L’anima dance di Marco Ravelli

Intervista a uno dei più famosi disk jockey e speaker radiofonici italiani

La passione muove il mondo. E quella per la musica dance di Marco Ravelli, classe 1965, melzese, lo ha consacrato uno dei più famosi deejay italiani. Ha suonato in discoteche che sono stati luoghi simbolo dell’anima dance negli anni ‘80 e ‘90, quali Studio Zeta e il Tocqueville.  Apprezzato conduttore radiofonico di trasmissioni di successo a Discoradio e Radio Studio Più, nella sua lunga e riconosciuta carriera ha saputo coniugare passione  e professione in un percorso foriero di incontri e occasioni importanti. 

La radio, amore a prima vista

Marco Ravelli ha solo 14 anni quando nel 1979 si approccia al mondo della radio in una piccola realtà dell’hinterland milanese, ma la consacrazione vera e propria avviene dopo una lunga gavetta. 

«Mentre i miei coetanei dimostravano interesse per i pattini, il basket e la pallavolo, io mi accorsi di avere un debole per un aggeggio cilindrico chiamato microfono e per degli affari circolari chiamati dischi. Per caso mi ritrovai con gente simpatica, allegra e divertente in un mondo chiamato radio – ha dichiarato Marco Ravelli – Poi un bel giorno arrivò la diretta: era il 1°Ottobre, un lunedì, dalle 17 alle 18. Iniziai a tremare come una foglia; da una parte avrei voluto che quel giorno non arrivasse mai, dall’altra non vedevo l’ora. Le mie prime parole state “sono le 17…in arrivo John Davis con LOVE MAGIC”. Da qui partì la mia avventura radiofonica».

Sulla cresta dell’onda 

Marco Ravelli è uno dei fondatori di Discoradio, la seconda radio locale più ascoltata in Italia, che nasce nel 1989 grazie all’intuito di Dario Desi che lo ha invitato a partecipare al progetto. 

«Quando un caro amico, Dario Desi, con cui avevo lavorato qualche anno prima in una radio della zona mi chiamò per chiedermi di creare Discoradio, non ebbi esitazione e la risposta fu affermativa – ha spiegato Marco Ravelli – Oggi non mi pento assolutamente della scelta fatta, anzi come dice Jovanotti mi ritengo un ‘ragazzo fortunato’, anche perché al giorno d’oggi è diventato molto difficile intraprendere questa strada».

Speaker di Discoradio Disco Dance, nel 1994 era l’unico programma dance su Discoradio insieme alla Discoparade.

«Grazie al successo di D.D.D. nel 1995 convinsi l’editore Angelo Zibetti, proprietario anche della Discoteca Studio Zeta, a rendere Discoradio un’emittente dance h24 – ha ribadito Marco Ravelli – Nel 2004, da un sondaggio de Il Sole 24 ore di Strategy & Media Group, il D.D.D. risultava essere il secondo programma radiofonico preferito in Italia dai giovani con un età compresa tra i 12 e i 29 anni, alle spalle dello “Zoo di 105” e davanti a “Ciao Belli” di Radio Deejay».

Passione, umiltà e perseveranza

La musica dance è cambiata nel corso degli anni, grazie anche alla tecnologia, ma il fascino della professione resta ancora il sogno di tanti giovani.

«La musica dance, dagli anni ’70 a oggi, ha sempre subito mutazioni; in linea di massima a ogni decennio c’è stato un cambiamento e meno male, altrimenti che noia.
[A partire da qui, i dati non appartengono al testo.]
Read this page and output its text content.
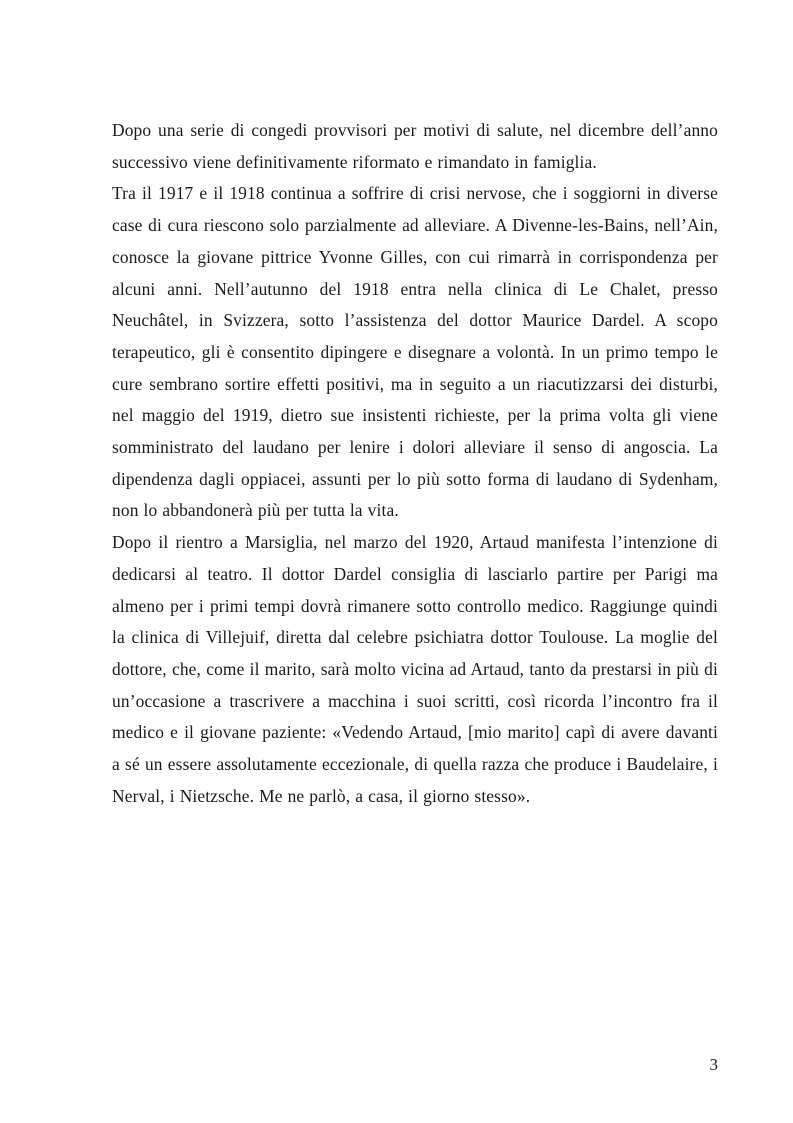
Dopo una serie di congedi provvisori per motivi di salute, nel dicembre dell’anno successivo viene definitivamente riformato e rimandato in famiglia.

Tra il 1917 e il 1918 continua a soffrire di crisi nervose, che i soggiorni in diverse case di cura riescono solo parzialmente ad alleviare. A Divenne-les-Bains, nell’Ain, conosce la giovane pittrice Yvonne Gilles, con cui rimarrà in corrispondenza per alcuni anni. Nell’autunno del 1918 entra nella clinica di Le Chalet, presso Neuchâtel, in Svizzera, sotto l’assistenza del dottor Maurice Dardel. A scopo terapeutico, gli è consentito dipingere e disegnare a volontà. In un primo tempo le cure sembrano sortire effetti positivi, ma in seguito a un riacutizzarsi dei disturbi, nel maggio del 1919, dietro sue insistenti richieste, per la prima volta gli viene somministrato del laudano per lenire i dolori alleviare il senso di angoscia. La dipendenza dagli oppiacei, assunti per lo più sotto forma di laudano di Sydenham, non lo abbandonerà più per tutta la vita.

Dopo il rientro a Marsiglia, nel marzo del 1920, Artaud manifesta l’intenzione di dedicarsi al teatro. Il dottor Dardel consiglia di lasciarlo partire per Parigi ma almeno per i primi tempi dovrà rimanere sotto controllo medico. Raggiunge quindi la clinica di Villejuif, diretta dal celebre psichiatra dottor Toulouse. La moglie del dottore, che, come il marito, sarà molto vicina ad Artaud, tanto da prestarsi in più di un’occasione a trascrivere a macchina i suoi scritti, così ricorda l’incontro fra il medico e il giovane paziente: «Vedendo Artaud, [mio marito] capì di avere davanti a sé un essere assolutamente eccezionale, di quella razza che produce i Baudelaire, i Nerval, i Nietzsche. Me ne parlò, a casa, il giorno stesso».

3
Sicuramente quello degli anni ‘80 e i primi anni ’90 è stato il periodo dove la musica da ballare era più melodica e lenta, un po’ come il grafico di un cardiogramma in termini di ritmo – ha concluso Marco Ravelli – Questo è un lavoro che fondamentalmente richiede una grande passione per la musica dance innanzitutto; l’umiltà e la perseveranza, come per qualsiasi professione artistica, è d’obbligo».